Comincia così la lettera di Como: “Si può essere irriverenti e libere dentro la Cgil? Sì certo, si può. Però bisogna sapere che non è scontato esserlo. Si paga un prezzo. Oggi il prezzo lo paga una mia compagna, di cui non serve che scrivo il nome, chi deve saperlo, lo sa. La mia compagna lavora nell’apparato della Cgil di Bologna in via Marconi. La sua competenza è fuori discussione, la sua esperienza anche. Dall’1 febbraio, a pochi mesi dalla pensione, è ‘comandata’ dalla segreteria a prestare servizio in una sede decentrata, per un ‘progetto di sindacalizzazione delle ditte artigiane’. Anche i muri della Camera del Lavoro di Bologna credo sappiano che dietro la lettera che le comanda il trasferimento c’è una operazione palesemente punitiva, seguita a un direttivo territoriale a dicembre durante il quale lei e un’altra compagna hanno subito un processo per aver firmato un appello di solidarietà di alcune lavoratrici, sostenuto da Non Una di Meno e dal Coordinamento migranti di Bologna. L’ho firmato anche io quell’appello, convintamente”. Scrive più avanti la sindacalista: “Ma sapete una cosa? Io quell’appello lo rifirmerei. E anche la mia compagna, ne sono certa. Perché le punizioni, nel nostro caso non servono come ammonimento. Anzi, ci convincono ancora di più della differenza che passa tra noi e la burocrazia. La differenza è che noi siamo irriverenti e libere. Il segretario di Bologna e chi lo ha sostenuto in questa vicenda possono dire altrettanto? E guardate, qualcuno potrà anche pensare di far finta di niente, perché tanto la vicenda non lo riguarda direttamente. Ma non è così, perché anche tacere significa alimentare quel sistema fiduciario e punitivo, interiorizzarlo, legittimarlo e in qualche modo accettare che domani possa accadere ad altri, per molto meno. Allora sì, mi dispiace quanto avviene oggi, mi fa arrabbiare e lo denuncio perché né io né la mia compagna vogliamo rassegnarci. Ma non siamo pentite, neanche per un momento. Preferiamo essere irriverenti e libere!”.

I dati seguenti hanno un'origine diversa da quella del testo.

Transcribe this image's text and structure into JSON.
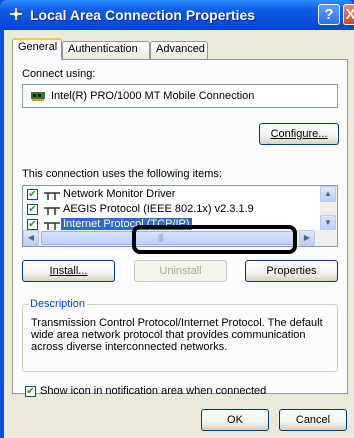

Anche l’Assemblea donne del Coordinamento Migranti e il Coordinamento Migranti esprimono la loro “solidarietà alla compagna della Cgil che è stata trasferita per aver osato esprimere il suo dissenso rispetto alla linea del direttivo bolognese e firmare l’appello delle lavoratrici della Yoox in sciopero. La lotta delle operaie migranti e madri della Yoox ha messo in luce le condizioni di lavoro subite da migliaia di donne ogni giorno e aggravate dalla riorganizzazione del lavoro che le aziende hanno messo in atto con la scusa della pandemia. Lo sciopero delle donne migranti – iniziato il 25 novembre scorso – ha dimostrato che le donne possono rifiutare lo sfruttamento maschilista di chi le ricatta perché donne, migranti e madri. Il loro coraggio e la loro lotta hanno prodotto un ampissimo schieramento, anche al di là delle appartenenze sindacali, proprio perché parlano di condizioni di sfruttamento che riguardano tutte e tutti. La Cgil in questa vicenda non solo si è schierata dalla parte dell’azienda, una multinazionale che sfrutta la condizione delle donne e delle lavoratrici migranti e impone turni e orari impossibili alle madri, ma riproduce anche le stesse dinamiche punitive dell’azienda, la quale nei giorni seguenti gli scioperi ha messo in atto varie forme di pressione sulle scioperanti. Mentre il sindacato si è schierato dalla parte del padrone molte delegate, Rsu e semplici iscritti hanno firmato l’appello e dato sostegno alla lotta. E’ per essersi schierata dalla parte delle lavoratrici sfruttate che oggi una compagna è stata punita per aver deciso da che parte stare”.